Il Tribunale ritiene che non siano interamente condivisibili le conclusioni cui sono giunti i CTU, laddove affermano che “è censurabile, quindi da considerare colposa, la scelta operata in occasione del primo intervento il quale non avrebbe ‘dovuto tenere un comportamento permissivo di ‘contrattazione’ nella strategia da seguire consentendo il rientro al domicilio, bensì si sarebbe dovuto procedere all’immediato avvio in PS e, qualora il paziente avesse rifiutato, se ne sarebbe dovuto segnalare il chiaro dissenso”.

I CTU sembrano, da un lato, individuare la responsabilità del medico convenuto nel fatto che quest’ultimo avrebbe consentito il rientro a casa del paziente senza fare firmare, tuttavia, allo stesso il documento di uscita dal PS ‘contro il parere dei sanitari’ e, dall’altro, sembrano affermare la sussistenza del nesso causale fra tale omissione ed il decesso, seppur sotto il profilo della perdita di chance di sopravvivenza. Tuttavia, le loro conclusioni non risultano supportate dai dovuti riferimenti specifici alle raccomandazioni, e/o buone pratiche cliniche, richiamate genericamente nel testo della relazione, con il corollario che l’assunto secondo il quale la responsabilità del medico convenuto casualmente connessa alla perdita di chance sarebbe da ravvisare proprio “nella mancata sottoscrizione da parte del paziente del modulo di uscita dal pronto soccorso ‘contro il parere dei sanitari’” non risulta idoneamente motivato, neppure secondo il principio del più probabile che non.

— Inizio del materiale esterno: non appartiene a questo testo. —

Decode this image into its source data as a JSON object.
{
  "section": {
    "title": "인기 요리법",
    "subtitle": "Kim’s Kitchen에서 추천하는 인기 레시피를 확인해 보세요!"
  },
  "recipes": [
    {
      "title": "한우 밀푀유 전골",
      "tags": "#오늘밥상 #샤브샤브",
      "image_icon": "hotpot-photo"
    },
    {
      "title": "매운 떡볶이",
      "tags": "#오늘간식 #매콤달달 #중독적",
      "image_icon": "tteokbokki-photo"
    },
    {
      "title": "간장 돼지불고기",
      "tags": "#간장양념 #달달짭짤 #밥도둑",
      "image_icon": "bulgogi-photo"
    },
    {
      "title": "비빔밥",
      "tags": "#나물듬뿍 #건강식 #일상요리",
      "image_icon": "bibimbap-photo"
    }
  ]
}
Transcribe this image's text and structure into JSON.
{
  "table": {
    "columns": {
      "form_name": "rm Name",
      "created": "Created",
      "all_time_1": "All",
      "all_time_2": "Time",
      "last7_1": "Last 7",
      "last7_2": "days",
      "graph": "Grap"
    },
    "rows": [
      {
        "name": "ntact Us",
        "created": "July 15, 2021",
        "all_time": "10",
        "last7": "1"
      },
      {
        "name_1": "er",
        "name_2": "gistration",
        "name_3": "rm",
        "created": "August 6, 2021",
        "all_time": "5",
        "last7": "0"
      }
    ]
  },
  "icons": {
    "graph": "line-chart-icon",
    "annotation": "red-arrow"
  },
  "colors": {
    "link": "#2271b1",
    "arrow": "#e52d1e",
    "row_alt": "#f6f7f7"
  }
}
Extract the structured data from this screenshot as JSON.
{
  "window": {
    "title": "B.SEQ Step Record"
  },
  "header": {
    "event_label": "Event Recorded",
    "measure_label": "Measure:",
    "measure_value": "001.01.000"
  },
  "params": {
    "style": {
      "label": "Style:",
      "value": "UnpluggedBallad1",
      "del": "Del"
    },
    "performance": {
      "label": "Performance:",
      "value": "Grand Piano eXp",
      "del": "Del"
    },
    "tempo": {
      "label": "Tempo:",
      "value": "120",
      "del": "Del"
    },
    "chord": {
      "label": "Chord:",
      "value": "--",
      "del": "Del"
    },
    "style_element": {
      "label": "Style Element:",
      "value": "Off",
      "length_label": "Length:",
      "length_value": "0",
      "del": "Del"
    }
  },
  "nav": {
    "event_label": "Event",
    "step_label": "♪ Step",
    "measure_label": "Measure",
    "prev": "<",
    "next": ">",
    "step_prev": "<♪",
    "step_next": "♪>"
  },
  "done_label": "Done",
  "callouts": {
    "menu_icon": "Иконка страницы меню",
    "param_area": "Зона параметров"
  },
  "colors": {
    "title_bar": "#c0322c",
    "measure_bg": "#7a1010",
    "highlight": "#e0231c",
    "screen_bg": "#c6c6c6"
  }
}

Oltre a ciò, dalle prove testimoniali è emerso che il Sanitario informava sia il paziente, che la moglie dello stesso, dell’importanza dei sintomi da quest’ultimo manifestati e dei correlati rischi ………”il Medico la informava che suo marito aveva la pressione alta e che bisognava fare degli esami ulteriori e che poteva causare gravi danni”……. “’il dottore riferiva al paziente che c’erano i presupposti per portarlo in ospedale ma il paziente si rifiutava dicendo di essere contrario……”

In definitiva, ritiene il Tribunale, alla luce del compendio probatorio, che non è possibile affermare, come invece ritenuto dai Consulenti, che il mancato immediato ricovero non dipese da inadempimento del Sanitario ma solo da scelta consapevole del paziente. Inoltre, non risulta provato il nesso causale tra il decesso, o perdita di chance di sopravvivenza,  e la prestazione terapeutica resa dal Medico convenuto in quanto, come affermato dagli stessi CTU, “non si può affermare con certezza quale sia stata la causa del decesso, non essendo stata appurata nel corso dell’autopsia effettuata”.

La domanda risarcitoria viene respinta.